Yes, I believe we could improve many workflows by defining the notion of a library document that is referred to for validation, shader generation, baking and other workflows. I think this might also help with USD integrations where the library document will be registered and referred to as needed. Separating the library document and the material document will be a rather significant API change.
@jstone-lucasfilm I did a quick prototype by introducing an API to allow registering node library. This seems promising i.e. validation and shader generation seem be to ok. I have not run full suite of tests yet, but wanted to ask if there will be more interest in this approach. see https://github.com/autodesk-forks/MaterialX/commit/88cb02fa18ecfc0c638c576a52a8ff81ad453085#diff-446cebc815ec59703ca40bb07af4fe92e68aa357d5e4c3f3e53e3d90f1dc8f54
Running the benchmark test with 1000 samples i.e. 20 x 1000 documents.
benchmark name samples iterations estimated
mean low mean high mean
std dev low std dev high std dev
-------------------------------------------------------------------------------
Load documents, validate and
generate shader 1000 1 5.19299 m
288.903 ms 286.796 ms 291.134 ms
34.9009 ms 33.2086 ms 36.8215 ms
297.767 s: GenShader: Scalabilty Check
Profile report shows the hotspot are no longer the issue.
Wow, that looks very promising, @ashwinbhat! I would probably recommend the name "dataLibrary" instead of "nodeLibrary", but otherwise this definitely looks like a worthwhile proposal for the main repository.
Hey @ashwinbhat , Very interesting what you've found here. Seems the big gain is to reuse the same in memory document for reference definitions.
Note that you will probably want to watch out that definitions which reside in other documents must also be found, and that it may be useful to cache a set / list of libraries instead of just one. As such the search logic could be made more robust by searching in these reference libraries first and if not found then try the local document. Does this sound reasonable ?
Some other thoughts pop to mind: who owns "the" reference librarie(s) ? They are referenced by 1 or more documents but they don't own it. Also if it can be dynamically settable this can cause problems if cleared or set to another library file. I can see it's clean to have a Node API hide the logic but wondering if it should be something more explicitly passable instead? Also, I can see the workflow where a library can be embedded into a saved document would need to be considered as it's no longer intrinsically part of the document -- which is actually probably a good thing.

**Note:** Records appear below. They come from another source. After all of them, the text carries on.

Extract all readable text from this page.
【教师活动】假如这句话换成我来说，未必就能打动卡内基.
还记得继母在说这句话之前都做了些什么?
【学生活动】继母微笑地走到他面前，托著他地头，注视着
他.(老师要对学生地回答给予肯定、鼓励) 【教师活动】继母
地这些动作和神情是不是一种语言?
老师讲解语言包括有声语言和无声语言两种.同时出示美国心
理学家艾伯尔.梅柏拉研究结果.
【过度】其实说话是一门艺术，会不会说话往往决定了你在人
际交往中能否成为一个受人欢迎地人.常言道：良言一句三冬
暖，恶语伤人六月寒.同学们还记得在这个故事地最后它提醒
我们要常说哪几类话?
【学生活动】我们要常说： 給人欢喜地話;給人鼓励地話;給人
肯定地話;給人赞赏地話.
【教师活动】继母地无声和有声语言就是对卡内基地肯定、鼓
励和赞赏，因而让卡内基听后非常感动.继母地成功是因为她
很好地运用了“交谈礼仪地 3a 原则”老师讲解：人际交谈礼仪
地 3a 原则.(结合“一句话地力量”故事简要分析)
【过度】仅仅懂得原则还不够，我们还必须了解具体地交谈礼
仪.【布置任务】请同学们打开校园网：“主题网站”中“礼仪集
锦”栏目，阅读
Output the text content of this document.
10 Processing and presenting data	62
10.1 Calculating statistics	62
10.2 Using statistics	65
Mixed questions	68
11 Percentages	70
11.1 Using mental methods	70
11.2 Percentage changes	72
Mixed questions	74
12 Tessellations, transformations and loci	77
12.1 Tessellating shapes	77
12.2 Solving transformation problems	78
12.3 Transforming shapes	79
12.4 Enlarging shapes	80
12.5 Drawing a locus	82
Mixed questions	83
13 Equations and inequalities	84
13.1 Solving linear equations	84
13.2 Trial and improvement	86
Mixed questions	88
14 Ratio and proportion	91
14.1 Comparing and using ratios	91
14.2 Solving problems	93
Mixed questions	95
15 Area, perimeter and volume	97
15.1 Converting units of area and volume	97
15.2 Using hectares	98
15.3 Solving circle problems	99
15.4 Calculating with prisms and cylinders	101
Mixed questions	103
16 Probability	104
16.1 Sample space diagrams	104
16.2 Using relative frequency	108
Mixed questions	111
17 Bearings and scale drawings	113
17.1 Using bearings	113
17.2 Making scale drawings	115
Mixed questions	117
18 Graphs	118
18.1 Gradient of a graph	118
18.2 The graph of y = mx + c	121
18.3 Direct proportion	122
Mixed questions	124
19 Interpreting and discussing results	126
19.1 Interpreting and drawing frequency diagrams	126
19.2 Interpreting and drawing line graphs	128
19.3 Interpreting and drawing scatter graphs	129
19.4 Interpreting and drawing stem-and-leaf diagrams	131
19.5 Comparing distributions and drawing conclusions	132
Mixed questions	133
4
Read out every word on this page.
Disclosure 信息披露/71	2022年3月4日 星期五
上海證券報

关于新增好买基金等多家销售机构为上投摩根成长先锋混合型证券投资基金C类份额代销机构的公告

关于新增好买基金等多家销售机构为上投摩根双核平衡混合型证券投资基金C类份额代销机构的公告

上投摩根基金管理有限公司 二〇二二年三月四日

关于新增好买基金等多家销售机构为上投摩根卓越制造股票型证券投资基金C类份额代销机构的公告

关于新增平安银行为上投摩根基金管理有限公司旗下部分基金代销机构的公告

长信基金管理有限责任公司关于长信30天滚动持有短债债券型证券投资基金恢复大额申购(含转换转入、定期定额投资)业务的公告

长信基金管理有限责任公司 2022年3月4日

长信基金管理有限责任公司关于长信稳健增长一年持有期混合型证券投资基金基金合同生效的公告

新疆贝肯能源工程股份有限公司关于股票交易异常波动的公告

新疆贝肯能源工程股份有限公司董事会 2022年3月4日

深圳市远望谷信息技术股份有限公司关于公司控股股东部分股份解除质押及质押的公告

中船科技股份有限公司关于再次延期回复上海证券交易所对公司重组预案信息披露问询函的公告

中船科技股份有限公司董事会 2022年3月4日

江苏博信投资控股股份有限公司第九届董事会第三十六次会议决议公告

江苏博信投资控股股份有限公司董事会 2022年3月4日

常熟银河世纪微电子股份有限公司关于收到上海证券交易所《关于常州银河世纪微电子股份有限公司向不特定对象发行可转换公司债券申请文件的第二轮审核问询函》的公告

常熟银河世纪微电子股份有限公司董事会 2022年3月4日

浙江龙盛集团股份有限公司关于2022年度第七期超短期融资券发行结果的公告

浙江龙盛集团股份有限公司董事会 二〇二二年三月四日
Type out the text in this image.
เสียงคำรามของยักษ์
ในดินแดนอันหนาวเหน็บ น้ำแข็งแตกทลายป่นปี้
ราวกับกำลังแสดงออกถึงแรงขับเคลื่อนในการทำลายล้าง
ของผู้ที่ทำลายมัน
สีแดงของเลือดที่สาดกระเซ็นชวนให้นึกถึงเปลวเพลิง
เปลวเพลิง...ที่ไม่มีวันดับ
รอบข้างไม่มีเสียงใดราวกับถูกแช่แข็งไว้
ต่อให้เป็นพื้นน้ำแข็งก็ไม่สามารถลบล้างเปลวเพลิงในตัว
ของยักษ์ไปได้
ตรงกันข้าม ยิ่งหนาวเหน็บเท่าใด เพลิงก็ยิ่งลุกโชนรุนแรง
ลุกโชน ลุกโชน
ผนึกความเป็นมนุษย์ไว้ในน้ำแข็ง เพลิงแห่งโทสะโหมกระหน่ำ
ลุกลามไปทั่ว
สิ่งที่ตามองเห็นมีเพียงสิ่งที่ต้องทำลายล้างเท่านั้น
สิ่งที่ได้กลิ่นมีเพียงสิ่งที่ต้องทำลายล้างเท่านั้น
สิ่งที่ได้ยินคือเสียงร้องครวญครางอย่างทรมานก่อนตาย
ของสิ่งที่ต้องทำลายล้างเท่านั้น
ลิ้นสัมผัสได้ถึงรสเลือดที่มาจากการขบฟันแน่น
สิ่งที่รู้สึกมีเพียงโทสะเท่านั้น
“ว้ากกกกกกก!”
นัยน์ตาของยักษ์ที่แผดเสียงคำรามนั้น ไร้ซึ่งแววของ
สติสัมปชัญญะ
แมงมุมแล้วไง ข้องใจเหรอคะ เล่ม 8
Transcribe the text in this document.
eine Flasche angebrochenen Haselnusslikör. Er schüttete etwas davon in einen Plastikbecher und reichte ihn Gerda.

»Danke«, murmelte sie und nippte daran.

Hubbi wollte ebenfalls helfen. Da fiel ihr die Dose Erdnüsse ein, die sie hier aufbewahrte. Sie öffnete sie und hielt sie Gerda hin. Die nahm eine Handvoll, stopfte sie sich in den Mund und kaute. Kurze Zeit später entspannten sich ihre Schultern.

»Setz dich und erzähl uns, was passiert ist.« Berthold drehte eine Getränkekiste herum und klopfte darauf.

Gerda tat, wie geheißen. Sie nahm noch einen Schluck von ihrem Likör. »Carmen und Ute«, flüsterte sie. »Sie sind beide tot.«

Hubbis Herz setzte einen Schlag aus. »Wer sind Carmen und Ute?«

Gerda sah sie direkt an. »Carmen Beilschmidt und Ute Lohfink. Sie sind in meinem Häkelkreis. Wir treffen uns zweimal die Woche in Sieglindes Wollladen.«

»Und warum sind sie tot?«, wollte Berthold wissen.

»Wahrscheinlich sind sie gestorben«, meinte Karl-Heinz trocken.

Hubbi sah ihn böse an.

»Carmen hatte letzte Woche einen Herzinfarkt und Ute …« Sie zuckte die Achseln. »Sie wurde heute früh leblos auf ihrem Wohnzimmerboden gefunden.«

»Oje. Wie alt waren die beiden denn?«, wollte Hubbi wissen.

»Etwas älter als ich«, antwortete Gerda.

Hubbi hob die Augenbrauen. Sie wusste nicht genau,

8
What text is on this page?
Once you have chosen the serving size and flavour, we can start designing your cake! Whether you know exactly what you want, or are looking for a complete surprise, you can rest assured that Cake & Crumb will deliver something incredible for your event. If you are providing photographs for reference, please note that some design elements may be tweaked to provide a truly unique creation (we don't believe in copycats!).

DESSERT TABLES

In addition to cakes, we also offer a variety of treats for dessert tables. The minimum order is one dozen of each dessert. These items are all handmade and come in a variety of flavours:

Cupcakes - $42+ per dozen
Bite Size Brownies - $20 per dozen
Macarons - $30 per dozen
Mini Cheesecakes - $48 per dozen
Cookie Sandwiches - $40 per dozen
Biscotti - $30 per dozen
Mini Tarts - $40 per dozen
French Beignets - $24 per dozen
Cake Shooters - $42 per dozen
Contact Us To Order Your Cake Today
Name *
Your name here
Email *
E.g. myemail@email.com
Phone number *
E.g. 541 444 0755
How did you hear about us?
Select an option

My final 2.5 cents is that for previous work, Niklas and I added a "scene" concept which encaspulated 1 or more documents + reference libraries but this of concept of course does not even exist here...
Hey @bernardkwok Modifying the search logic to search Data library first and fallback to local sound reasonable. It will probably help with the embedded workflow, though I think we should try to define more clearer workflows and understand why embedding a library in document would be necessary.
Ownership of the data library is undefined. In the current workflow an application can load a set of libraries, import it into a document. It can then load another set of libraries for another document. Though this is flexible I'm not sure how practical this workflow is. By requiring an API that ensures the datalibrary is set once, will help setting a clear state. Is there a clear use-case where applications might want to dynamically set datalibrary between document loads? I thought about the option to pass around the datalibrary but then it would be up to the application to keep track of them. But I guess my key question here is do we foresee a use-case where there are multiple instances dataLibraries?
The latest functionality that @ashwinbhat has added in #2054 should address this performance issue, so I'm closing out this original report.
Thanks for all of your excellent work on this, Ashwin!
We notice scalability issues with scenes containing 500+ MaterialX documents. MaterialX load, validation and code generation takes longer than expected. Current bottleneck seems to be in Document::importLibary which is required for every mtlx file load.